そう、「努力と言う過程を一気に省略し、物語を終結へ導く人間達」という設定が、「JDCシリーズ」において、もう既に作られていたのである。(そのため作者の清涼院流水氏は、純粋なミステリーファンから大バッシングを食らう羽目となったのだが・・・)その流れを継承してか、小説や漫画といったサブカルチャー作品にも「JDCシリーズ」の探偵達のようなキャラが登場する。西尾維新氏の「戯言シリーズ」には、玖渚友というサヴァン症候群の持ち主と、哀川潤という人類最強の異名を持つ女性が活躍し、大場つぐみ氏と小畑健氏の「DEATH・NOTE」には、夜神月という名の、名前を書いただけで人を殺せる「デスノート」を使い、犯罪者を抹殺して新世界の神となろうとする少年と、Lという名の世界的な名探偵が、ハイレベルな頭脳対決を繰り広げ、京極夏彦氏の「京極堂シリーズ」には、中禅寺秋彦という名の古本屋の店主兼陰陽師と、榎木津礼二郎という名の「薔薇十字探偵社」の私立探偵が登場し、ありとあらゆる怪事件を解決していくのである。

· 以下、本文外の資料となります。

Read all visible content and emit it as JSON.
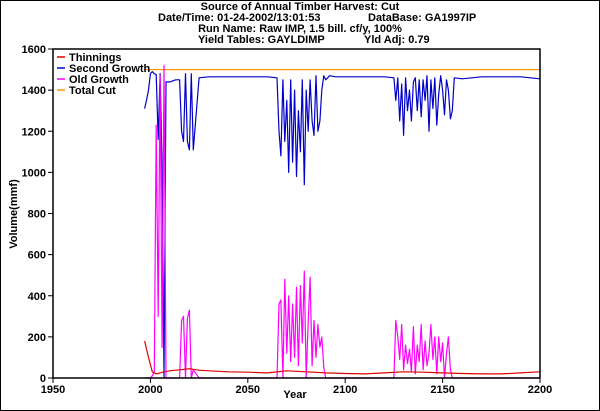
{
  "header": {
    "title": "Source of Annual Timber Harvest: Cut",
    "datetime": "Date/Time: 01-24-2002/13:01:53",
    "database": "DataBase: GA1997IP",
    "run_name": "Run Name: Raw IMP, 1.5 bill. cf/y, 100%",
    "yield_tables": "Yield Tables: GAYLDIMP",
    "yld_adj": "Yld Adj: 0.79"
  },
  "colors": {
    "thinnings": "#e00000",
    "second_growth": "#0000cc",
    "old_growth": "#ff00ff",
    "total_cut": "#ff9900",
    "axis": "#000000"
  },
  "chart_data": {
    "type": "line",
    "xlabel": "Year",
    "ylabel": "Volume(mmf)",
    "xlim": [
      1950,
      2200
    ],
    "ylim": [
      0,
      1600
    ],
    "xticks": [
      1950,
      2000,
      2050,
      2100,
      2150,
      2200
    ],
    "yticks": [
      0,
      200,
      400,
      600,
      800,
      1000,
      1200,
      1400,
      1600
    ],
    "grid": false,
    "legend_position": "top-left",
    "series": [
      {
        "name": "Thinnings",
        "color": "#e00000",
        "x": [
          1997,
          1999,
          2001,
          2003,
          2005,
          2007,
          2010,
          2015,
          2020,
          2025,
          2030,
          2040,
          2050,
          2060,
          2070,
          2080,
          2090,
          2100,
          2110,
          2120,
          2130,
          2140,
          2150,
          2160,
          2170,
          2180,
          2190,
          2200
        ],
        "y": [
          180,
          100,
          30,
          20,
          25,
          30,
          35,
          40,
          45,
          38,
          35,
          30,
          28,
          25,
          35,
          30,
          25,
          22,
          20,
          25,
          30,
          28,
          25,
          22,
          20,
          20,
          25,
          30
        ]
      },
      {
        "name": "Second Growth",
        "color": "#0000cc",
        "x": [
          1997,
          1998,
          1999,
          2000,
          2001,
          2002,
          2003,
          2004,
          2005,
          2006,
          2007,
          2008,
          2010,
          2013,
          2015,
          2016,
          2017,
          2018,
          2019,
          2020,
          2021,
          2022,
          2025,
          2030,
          2040,
          2050,
          2060,
          2065,
          2066,
          2067,
          2068,
          2069,
          2070,
          2071,
          2072,
          2073,
          2074,
          2075,
          2076,
          2077,
          2078,
          2079,
          2080,
          2081,
          2082,
          2083,
          2084,
          2085,
          2086,
          2087,
          2088,
          2089,
          2090,
          2091,
          2092,
          2095,
          2100,
          2110,
          2120,
          2125,
          2126,
          2127,
          2128,
          2129,
          2130,
          2131,
          2132,
          2133,
          2134,
          2135,
          2136,
          2137,
          2138,
          2139,
          2140,
          2141,
          2142,
          2143,
          2144,
          2145,
          2146,
          2147,
          2148,
          2149,
          2150,
          2151,
          2152,
          2153,
          2154,
          2155,
          2156,
          2160,
          2170,
          2180,
          2190,
          2195,
          2200
        ],
        "y": [
          1310,
          1350,
          1400,
          1480,
          1490,
          1480,
          1475,
          1160,
          1480,
          1030,
          0,
          1440,
          1440,
          1450,
          1450,
          1200,
          1150,
          1480,
          1150,
          1110,
          1480,
          1110,
          1460,
          1465,
          1465,
          1465,
          1465,
          1460,
          1200,
          1080,
          1450,
          1150,
          1350,
          1000,
          1450,
          1050,
          1400,
          980,
          1300,
          1100,
          1450,
          940,
          1400,
          1200,
          1450,
          1250,
          1180,
          1470,
          1200,
          1250,
          1400,
          1470,
          1450,
          1460,
          1470,
          1465,
          1465,
          1465,
          1465,
          1460,
          1350,
          1460,
          1250,
          1430,
          1180,
          1460,
          1300,
          1400,
          1250,
          1440,
          1460,
          1300,
          1450,
          1270,
          1450,
          1350,
          1470,
          1200,
          1450,
          1310,
          1460,
          1230,
          1380,
          1470,
          1400,
          1280,
          1450,
          1400,
          1260,
          1300,
          1460,
          1455,
          1465,
          1465,
          1465,
          1460,
          1455
        ]
      },
      {
        "name": "Old Growth",
        "color": "#ff00ff",
        "x": [
          1997,
          1999,
          2000,
          2001,
          2002,
          2003,
          2004,
          2005,
          2006,
          2007,
          2008,
          2010,
          2015,
          2016,
          2017,
          2018,
          2019,
          2020,
          2021,
          2022,
          2025,
          2030,
          2040,
          2050,
          2060,
          2065,
          2066,
          2067,
          2068,
          2069,
          2070,
          2071,
          2072,
          2073,
          2074,
          2075,
          2076,
          2077,
          2078,
          2079,
          2080,
          2081,
          2082,
          2083,
          2084,
          2085,
          2086,
          2087,
          2088,
          2089,
          2090,
          2095,
          2100,
          2110,
          2120,
          2125,
          2126,
          2127,
          2128,
          2129,
          2130,
          2131,
          2132,
          2133,
          2134,
          2135,
          2136,
          2137,
          2138,
          2139,
          2140,
          2141,
          2142,
          2143,
          2144,
          2145,
          2146,
          2147,
          2148,
          2149,
          2150,
          2151,
          2152,
          2153,
          2154,
          2155,
          2156,
          2160,
          2170,
          2180,
          2190,
          2200
        ],
        "y": [
          0,
          0,
          0,
          10,
          30,
          1230,
          300,
          1470,
          150,
          1520,
          0,
          0,
          0,
          280,
          300,
          0,
          290,
          330,
          0,
          40,
          0,
          0,
          0,
          0,
          0,
          0,
          360,
          380,
          0,
          480,
          120,
          400,
          80,
          360,
          100,
          440,
          60,
          450,
          170,
          520,
          0,
          270,
          490,
          60,
          280,
          100,
          260,
          150,
          200,
          50,
          0,
          0,
          0,
          0,
          0,
          0,
          280,
          200,
          90,
          260,
          40,
          160,
          70,
          140,
          30,
          250,
          20,
          160,
          80,
          260,
          40,
          180,
          60,
          120,
          260,
          90,
          200,
          20,
          200,
          80,
          170,
          0,
          120,
          200,
          40,
          0,
          0,
          0,
          0,
          0,
          0,
          0
        ]
      },
      {
        "name": "Total Cut",
        "color": "#ff9900",
        "x": [
          1997,
          2200
        ],
        "y": [
          1500,
          1500
        ]
      }
    ]
  }
}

この4作品だけにとどまらず、最近は「超人的な能力を持ったキャラクターが登場する作品」が、サブカルチャー作品に多く登場している。それは、かつての時代で活躍していた「一生懸命に頑張る努力型主人公」という要素が、現代では説得力を持たなくなってきているからであると私は思う。これらを踏まえて考えると、このキラ・ヤマトという少年は、現代のガンダムシリーズにおけるJDCの探偵達であり、玖渚友と哀川潤であり、夜神月とLであり、中禅寺秋彦と榎木津礼二郎なのではないか。そしてキラは、努力や一生懸命という言葉が廃れていく現代に生きている若者達が作り出した、天才や超人の理想像なのではないか。と、私は思う。結局、キラ・ヤマトは、現代の若者達が今のサブカルチャー作品に、天才や超人といったキャラクター性を求めているが故に、超人となるしか無かったのである。